At the Vidalia City Council meeting on Monday, November 11, Vidalia Convention and Visitors Bureau Executive Director Alexa Britton informed the council and attendees of the growing number of visitors to the Sweet Onion City, as she said that tourism had increased by over 300% since 2014.

“I really don’t think our community understands what kind of visitors we get at the [Vidalia Onion] museum,” Britton began. “We are up to 2,739 visitors from 45 states and 21 countries this year.”

Britton said this number of countries represented by international visitors was the most the museum had ever seen in a year, as the prior record was visitors from 17 countries.
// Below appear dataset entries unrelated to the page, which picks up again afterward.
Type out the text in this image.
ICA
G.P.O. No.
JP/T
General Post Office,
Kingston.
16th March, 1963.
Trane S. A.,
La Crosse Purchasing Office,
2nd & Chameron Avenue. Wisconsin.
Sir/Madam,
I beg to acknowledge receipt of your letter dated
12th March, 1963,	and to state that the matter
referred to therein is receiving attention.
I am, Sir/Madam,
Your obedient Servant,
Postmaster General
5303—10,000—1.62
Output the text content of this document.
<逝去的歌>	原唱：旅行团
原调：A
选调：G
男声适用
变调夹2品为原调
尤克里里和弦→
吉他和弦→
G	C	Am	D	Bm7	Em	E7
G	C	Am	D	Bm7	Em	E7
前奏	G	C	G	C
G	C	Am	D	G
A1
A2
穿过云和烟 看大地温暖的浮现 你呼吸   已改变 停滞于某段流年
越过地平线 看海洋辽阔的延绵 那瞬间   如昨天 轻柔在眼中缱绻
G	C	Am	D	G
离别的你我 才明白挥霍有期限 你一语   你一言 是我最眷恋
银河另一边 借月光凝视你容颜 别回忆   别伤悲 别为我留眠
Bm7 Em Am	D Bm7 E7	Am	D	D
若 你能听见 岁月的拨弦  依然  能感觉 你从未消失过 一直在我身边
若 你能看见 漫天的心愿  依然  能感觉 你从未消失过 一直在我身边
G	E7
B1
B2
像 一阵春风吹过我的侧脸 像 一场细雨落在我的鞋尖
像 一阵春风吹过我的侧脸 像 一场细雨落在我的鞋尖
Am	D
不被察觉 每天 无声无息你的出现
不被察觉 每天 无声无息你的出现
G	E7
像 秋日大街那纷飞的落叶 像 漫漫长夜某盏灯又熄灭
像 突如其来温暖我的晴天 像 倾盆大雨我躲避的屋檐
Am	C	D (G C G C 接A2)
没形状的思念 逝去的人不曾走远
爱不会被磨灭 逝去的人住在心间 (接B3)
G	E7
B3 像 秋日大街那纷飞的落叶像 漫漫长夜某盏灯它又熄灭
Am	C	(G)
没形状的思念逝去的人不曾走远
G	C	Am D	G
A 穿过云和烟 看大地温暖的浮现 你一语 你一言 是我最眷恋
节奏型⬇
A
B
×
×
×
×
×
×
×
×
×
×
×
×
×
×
She shared the countries which had citizens visit the city, which included Canada, Denmark, Russia, Switzerland, Panama, China, Poland, Germany, South Africa, Peru, the Czech Republic, Brazil, the Netherlands, Sweden, Thailand, Costa Rica, Nigeria, India, Norway, Mexico, and the United Kingdom.

“I did some projections on the end of this [year’s totals] based on 2023, and our [number of] visitors are up 17% [from last year], our donations are up 27% [from last year], and gift shop sales are up 11% [from last year],” she emphasized. “Since 2014, our [number of] visitors are up 310%, donations are up 155%, and gift shop sales are up 168%. In 2014, we averaged 61 visitors per month; this year, we’re going to average over 250 visitors per month.”

Mayor Doug Roper commented on this growth. “That’s impressive, and it’s exactly why we want to relocate the museum to downtown,” he remarked. “That’s exactly why we want to remodel the old city hall and get the Downtown Vidalia Association, Vidalia Convention and Visitors Bureau, and the museum downtown because those thousands of visitors will then trickle out into retail shops and restaurants and will turn money over in our city.”

Currently, Britton is working alongside students at the Savannah College of Art and Design to design a new layout for the Vidalia Onion Museum, which will be used when the museum transitions into the new city hall. The exact date of this transition has not been determined.